Abstract

This paper discusses the origins of two key notions in Foucault's work up to and including The Archaeology of Knowledge. The first of these notions is the notion of "archaeology" itself, a form of historical investigation of knowledge that is distinguished from the mere history of ideas in part by its unearthing what Foucault calls "historical a prioris". Both notions, I argue, are derived from Husserlian phenomenology. But both are modified by Foucault in the light of Jean Cavaillès's critique of Husserl's theory of science. On Husserl's view, we demand that propositions holding of scientific objects be intersubjective and invariant, but this demand conflicts with our immediate experience, which is essentially bound to a subject's perspective.
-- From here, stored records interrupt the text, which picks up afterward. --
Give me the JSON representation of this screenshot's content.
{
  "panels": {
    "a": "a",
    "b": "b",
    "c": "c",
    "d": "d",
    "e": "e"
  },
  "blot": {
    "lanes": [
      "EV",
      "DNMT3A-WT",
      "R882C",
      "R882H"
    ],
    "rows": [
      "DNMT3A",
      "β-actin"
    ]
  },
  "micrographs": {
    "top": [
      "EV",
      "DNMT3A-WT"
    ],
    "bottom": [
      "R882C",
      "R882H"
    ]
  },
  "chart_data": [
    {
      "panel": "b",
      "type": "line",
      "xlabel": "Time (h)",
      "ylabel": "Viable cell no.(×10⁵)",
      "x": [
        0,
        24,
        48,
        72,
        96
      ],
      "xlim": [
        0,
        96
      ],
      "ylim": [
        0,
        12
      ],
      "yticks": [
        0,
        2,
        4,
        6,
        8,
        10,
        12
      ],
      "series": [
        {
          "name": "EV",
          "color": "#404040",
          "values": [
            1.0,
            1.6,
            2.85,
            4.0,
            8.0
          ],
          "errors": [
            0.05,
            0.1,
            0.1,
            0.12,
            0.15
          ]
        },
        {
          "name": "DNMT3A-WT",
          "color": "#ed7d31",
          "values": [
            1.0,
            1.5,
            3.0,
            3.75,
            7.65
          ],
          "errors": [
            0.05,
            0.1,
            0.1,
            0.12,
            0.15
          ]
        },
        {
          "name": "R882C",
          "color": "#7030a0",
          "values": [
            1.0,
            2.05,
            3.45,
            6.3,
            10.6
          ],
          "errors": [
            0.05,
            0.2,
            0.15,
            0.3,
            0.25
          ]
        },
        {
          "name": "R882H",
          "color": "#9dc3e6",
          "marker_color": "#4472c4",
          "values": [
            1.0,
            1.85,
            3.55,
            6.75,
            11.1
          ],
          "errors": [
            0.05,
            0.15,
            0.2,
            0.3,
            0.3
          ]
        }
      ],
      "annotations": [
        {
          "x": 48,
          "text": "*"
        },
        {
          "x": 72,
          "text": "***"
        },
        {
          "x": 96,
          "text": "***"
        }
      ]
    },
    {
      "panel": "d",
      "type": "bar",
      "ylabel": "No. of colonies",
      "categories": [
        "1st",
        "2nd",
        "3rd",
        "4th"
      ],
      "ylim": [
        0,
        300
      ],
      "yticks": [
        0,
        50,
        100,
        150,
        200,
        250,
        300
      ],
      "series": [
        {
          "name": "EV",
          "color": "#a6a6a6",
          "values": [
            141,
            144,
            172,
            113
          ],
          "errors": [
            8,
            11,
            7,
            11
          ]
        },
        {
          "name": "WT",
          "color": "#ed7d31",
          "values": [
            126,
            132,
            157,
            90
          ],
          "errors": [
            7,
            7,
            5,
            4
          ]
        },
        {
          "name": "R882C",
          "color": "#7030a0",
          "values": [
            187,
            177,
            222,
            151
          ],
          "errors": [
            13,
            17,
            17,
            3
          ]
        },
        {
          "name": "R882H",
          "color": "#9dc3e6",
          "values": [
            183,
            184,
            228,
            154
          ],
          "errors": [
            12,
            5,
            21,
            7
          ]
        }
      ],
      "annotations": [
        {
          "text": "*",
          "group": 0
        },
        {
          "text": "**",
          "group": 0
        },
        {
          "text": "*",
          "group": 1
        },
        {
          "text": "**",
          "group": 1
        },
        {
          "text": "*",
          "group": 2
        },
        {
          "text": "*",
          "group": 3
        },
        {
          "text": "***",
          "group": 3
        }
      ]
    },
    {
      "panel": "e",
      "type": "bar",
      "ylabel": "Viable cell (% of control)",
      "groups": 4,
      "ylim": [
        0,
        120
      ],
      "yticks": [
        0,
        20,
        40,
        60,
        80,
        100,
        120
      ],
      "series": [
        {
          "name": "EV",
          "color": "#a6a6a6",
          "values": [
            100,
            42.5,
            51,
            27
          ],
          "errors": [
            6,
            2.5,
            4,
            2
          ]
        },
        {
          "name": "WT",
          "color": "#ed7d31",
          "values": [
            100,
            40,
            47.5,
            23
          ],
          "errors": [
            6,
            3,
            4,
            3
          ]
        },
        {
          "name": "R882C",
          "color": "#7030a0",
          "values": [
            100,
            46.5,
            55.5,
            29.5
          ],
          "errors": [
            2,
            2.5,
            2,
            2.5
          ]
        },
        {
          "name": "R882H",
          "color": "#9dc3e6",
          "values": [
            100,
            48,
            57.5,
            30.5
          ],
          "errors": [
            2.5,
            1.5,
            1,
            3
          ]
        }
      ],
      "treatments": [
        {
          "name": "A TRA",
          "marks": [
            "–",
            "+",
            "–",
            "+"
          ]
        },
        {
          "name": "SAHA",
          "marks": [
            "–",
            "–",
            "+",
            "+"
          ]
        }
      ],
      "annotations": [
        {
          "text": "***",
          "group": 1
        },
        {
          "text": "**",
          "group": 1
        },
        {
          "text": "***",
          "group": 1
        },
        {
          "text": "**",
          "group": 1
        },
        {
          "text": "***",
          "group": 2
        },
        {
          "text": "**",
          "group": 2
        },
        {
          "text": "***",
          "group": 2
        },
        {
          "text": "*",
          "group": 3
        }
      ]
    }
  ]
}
Thus the mathematical and physical sciences must utilise formal languages to fix these truths independently of the thoughts of a particular subject. This necessary procedure leads to the sedimentation of these formal systems: we forget their source in the concrete experiences of individuals, and use them as purely technical means. The technique of reactivating the intentional acts in which sedimented formal systems originated is thus, in Fink's terminology, an archaeological method. Foucault and Cavaillès retain the general outlines of this archaeology of the sciences, but they reject its appeal to conscious acts of meaning, to what Cavaillès calls "the philosophy of consciousness". I conclude by discussing the implicit difficulties in the "linguistic transcendentalism" proposed as an alternative by these French critics of Husserl.